Traditional Medicine, Drug Sellers, Schools Can Fight Malaria

Traditional medicine practitioners, drug sellers and the school system need to be enlisted in the fight against malaria, a delegation from the Malaria Consor­tium said upon leaving Cambodia .

Dr Sylvia Meek, head of the Malaria Consortium, and Bridget King, an educational consultant for the consortium, were in Cambodia for two weeks to examine the malaria control efforts being led by the World Health Organization. The Mal­aria Consortium is an arm of the UK Department of International Development, which funds WHO’s office in Cambodia.

“I think on the whole there’s been a lot of progress made,” Meek said. “Malaria is still a major problem, but there’s a strong program in place to deal with it.”

Meek also praised the efforts to cover residents of malaria-prone rural areas with mosquito nets.

King said the use of the nets by rural residents can be credited to NGOs working in those areas, which “are doing some excellent work” in educating the public about how malaria is transmitted by the mosquitoes.

However, health education needs to be introduced in formal schools, King said. Children could then teach their parents and generations would graduate knowing how to live a healthy life, she said. “You get it right at the beginning with the kids.”

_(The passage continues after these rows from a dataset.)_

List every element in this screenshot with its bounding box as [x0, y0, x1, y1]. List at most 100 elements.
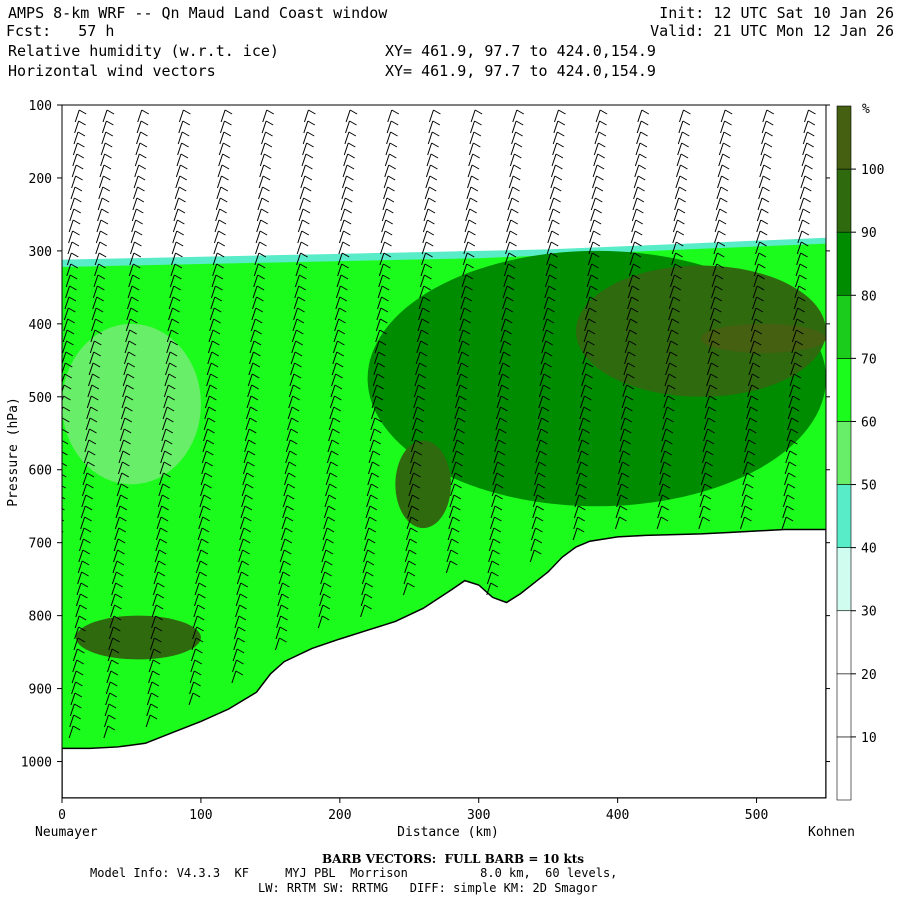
wind-barb-flag [756, 285, 765, 291]
wind-barb-flag [78, 109, 87, 115]
wind-barb [215, 197, 221, 211]
wind-barb [505, 241, 511, 255]
wind-barb-flag [703, 494, 712, 500]
wind-barb [253, 274, 259, 288]
wind-barb [96, 219, 102, 233]
wind-barb [594, 131, 600, 145]
wind-barb-flag [79, 604, 88, 610]
wind-barb-flag [555, 153, 564, 159]
wind-barb [279, 549, 285, 563]
wind-barb [595, 120, 601, 134]
wind-barb-flag [141, 109, 149, 115]
wind-barb-flag [106, 109, 115, 115]
wind-barb [150, 626, 156, 640]
wind-barb [56, 451, 60, 463]
wind-barb-flag [453, 505, 461, 511]
wind-barb-flag [94, 329, 103, 335]
wind-barb-flag [452, 516, 460, 522]
wind-barb-flag [173, 285, 181, 291]
wind-barb [70, 186, 76, 200]
wind-barb-flag [512, 175, 521, 181]
wind-barb [744, 439, 750, 453]
wind-barb [173, 208, 179, 222]
wind-barb-flag [661, 505, 669, 511]
x-axis-label: Distance (km) [397, 825, 499, 840]
wind-barb-flag [799, 263, 808, 269]
wind-barb [702, 439, 708, 453]
wind-barb [625, 329, 631, 343]
wind-barb [289, 373, 295, 387]
wind-barb [73, 637, 79, 651]
wind-barb-flag [508, 252, 517, 258]
wind-barb-flag [503, 351, 511, 357]
wind-barb [589, 230, 594, 244]
wind-barb [372, 373, 378, 387]
wind-barb [95, 241, 101, 255]
wind-barb-flag [329, 472, 338, 478]
wind-barb [259, 153, 265, 167]
wind-barb [743, 450, 749, 464]
wind-barb [302, 142, 308, 156]
wind-barb-flag [372, 461, 380, 467]
colorbar-segment [836, 736, 852, 801]
wind-barb [118, 450, 124, 464]
wind-barb [593, 153, 599, 167]
wind-barb-flag [514, 153, 522, 159]
wind-barb [332, 340, 338, 354]
wind-barb [203, 428, 209, 442]
wind-barb-flag [460, 362, 469, 368]
wind-barb [529, 549, 535, 563]
wind-barb [297, 219, 303, 233]
wind-barb [489, 527, 495, 541]
wind-barb [761, 120, 767, 134]
wind-barb-flag [581, 450, 589, 456]
wind-barb [380, 241, 385, 255]
wind-barb-flag [753, 351, 761, 357]
wind-barb [677, 131, 683, 145]
wind-barb [206, 362, 212, 376]
wind-barb-flag [673, 285, 682, 291]
wind-barb [762, 109, 768, 123]
wind-barb [800, 175, 806, 189]
wind-barb [572, 527, 578, 541]
wind-barb [537, 417, 543, 431]
wind-barb-flag [801, 230, 810, 236]
wind-barb [507, 197, 513, 211]
wind-barb [174, 186, 180, 200]
wind-barb-flag [634, 241, 642, 247]
wind-barb [698, 516, 704, 530]
wind-barb-flag [373, 439, 381, 445]
wind-barb [412, 417, 417, 431]
wind-barb-flag [103, 175, 111, 181]
wind-barb [108, 626, 114, 640]
wind-barb-flag [307, 120, 316, 126]
wind-barb [209, 307, 215, 321]
wind-barb [718, 153, 724, 167]
wind-barb [714, 219, 720, 233]
wind-barb [236, 571, 242, 585]
wind-barb-flag [111, 648, 120, 654]
colorbar-label: 100 [861, 163, 884, 178]
wind-barb [710, 296, 716, 310]
wind-barb-flag [492, 538, 501, 544]
wind-barb-flag [156, 593, 165, 599]
wind-barb [100, 142, 106, 156]
wind-barb-flag [633, 263, 641, 269]
wind-barb [448, 505, 454, 519]
wind-barb [720, 120, 726, 134]
wind-barb [123, 351, 129, 365]
wind-barb [543, 296, 549, 310]
wind-barb [666, 329, 672, 343]
wind-barb [618, 450, 624, 464]
wind-barb [467, 175, 472, 189]
wind-barb [299, 197, 305, 211]
wind-barb-flag [710, 373, 718, 379]
wind-barb [213, 230, 219, 244]
wind-barb-flag [498, 439, 506, 445]
y-tick-label: 100 [29, 99, 52, 114]
wind-barb [204, 406, 210, 420]
wind-barb-flag [282, 571, 291, 577]
wind-barb-flag [84, 516, 92, 522]
wind-barb [295, 263, 301, 277]
colorbar-segment [836, 358, 852, 422]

King also said practitioners of traditional medicine and sellers of pharmaceutical drugs in Cam­bodia are a resource that “shouldn’t be ignored.”

Traditional medicine could go a long way to wipe out malaria, King said. However, centuries of knowledge were possibly lost during the bloody Khmer Rouge regime, and environmental deg­radation has wiped out many of the plants used in herbal remedies. In Ratanakkiri, King said villagers had heard that small nightly fires that burn the leaves of a tree called neem can keep mosquitoes away. But, few people know what the tree looks like.

Drug sellers also need to be taught to disp­ense malaria drugs properly, King and Meek said. “They really do need some better information,” Meek said.

Also, the issue of false malaria drugs being sold is a problem, Meek said. “That a drug seller would knowingly sell medicine that is fake is really quite troubling,” she said.

Meek praised WHO’s work and cooperation with the Nation­al Malaria Center and other malaria-fighting agencies in Cambodia and hoped the work would continue.

“They’ve achieved a lot in the support for the national program,” she said.